26.28Cox v Ministry of Justice [2016] UKSC 10, [2016] AC 660
A is vicariously liable for the torts of B who, whilst not being an employee, is undertaking activities as an integral part of A’s undertaking and for A’s benefit, rather than for an independent business, and where the risk arises out of A assigning B the activity that led to the tortious act
Facts: C, a catering manager employed at a prison, had been injured by the negligent act of a prisoner undertaking nominally paid prison work. C sued the Ministry of Justice for damages. The issue was, whether the Ministry of Justice was vicariously liable for the actions of the prisoner, given that the prisoner was not the Ministry of Justice’s employee.

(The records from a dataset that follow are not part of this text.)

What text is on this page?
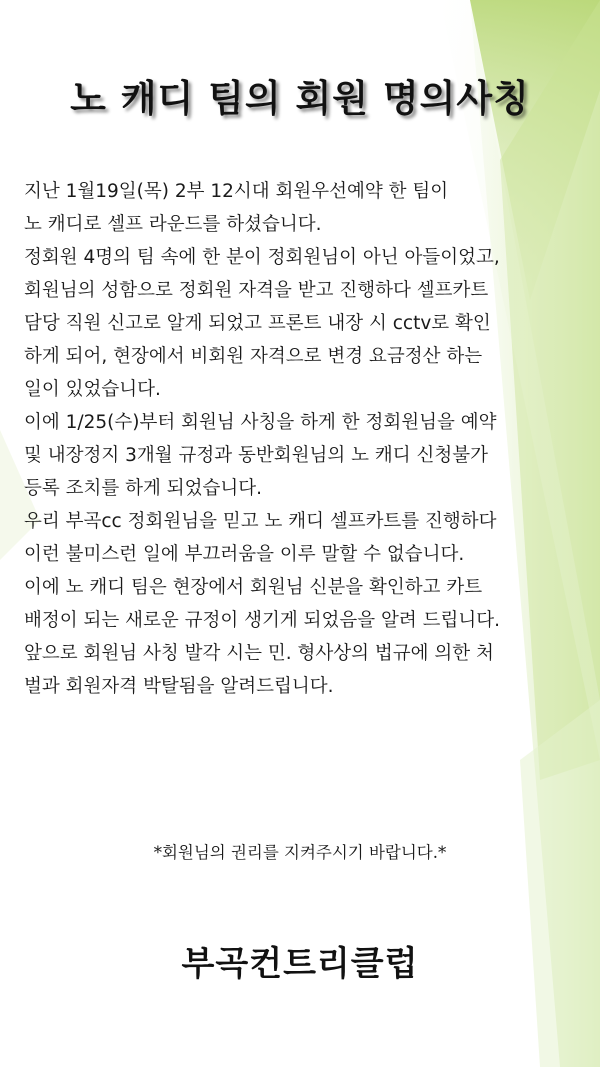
노 캐디 팀의 회원 명의사칭
지난 1월19일(목) 2부 12시대 회원우선예약 한 팀이
노 캐디로 셀프 라운드를 하셨습니다.
정회원 4명의 팀 속에 한 분이 정회원님이 아닌 아들이었고,
회원님의 성함으로 정회원 자격을 받고 진행하다 셀프카트
담당 직원 신고로 알게 되었고 프론트 내장 시 cctv로 확인
하게 되어, 현장에서 비회원 자격으로 변경 요금정산 하는
일이 있었습니다.
이에 1/25(수)부터 회원님 사칭을 하게 한 정회원님을 예약
및 내장정지 3개월 규정과 동반회원님의 노 캐디 신청불가
등록 조치를 하게 되었습니다.
우리 부곡cc 정회원님을 믿고 노 캐디 셀프카트를 진행하다
이런 불미스런 일에 부끄러움을 이루 말할 수 없습니다.
이에 노 캐디 팀은 현장에서 회원님 신분을 확인하고 카트
배정이 되는 새로운 규정이 생기게 되었음을 알려 드립니다.
앞으로 회원님 사칭 발각 시는 민. 형사상의 법규에 의한 처
벌과 회원자격 박탈됨을 알려드립니다.
*회원님의 권리를 지켜주시기 바랍니다.*
부곡컨트리클럽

Judgment: the Supreme Court (Neuberger, Hale, Dyson, Reed and Toulson JJSC) held that the Ministry of Justice was vicariously liable because the prisoner had been undertaking activities in furtherance of the Ministry of Justice’s aims, in the sense described in Various Claimants v Catholic Child Welfare Society [2012] UKSC 56, [2013] 2 AC 1 (‘the Christian Brothers case’):
24. Lord Phillips’s analysis in the Christian Brothers case wove together these related ideas so as to develop a modern theory of vicarious liability. The result of this approach is that a relationship other than one of employment is in principle capable of giving rise to vicarious liability where harm is wrongfully done by an individual who carries on activities as an integral part of the business activities carried on by a defendant and for its benefit (rather than his activities being entirely attributable to the conduct of a recognisably independent business of his own or of a third party), and where the commission of the wrongful act is a risk created by the defendant by assigning those activities to the individual in question.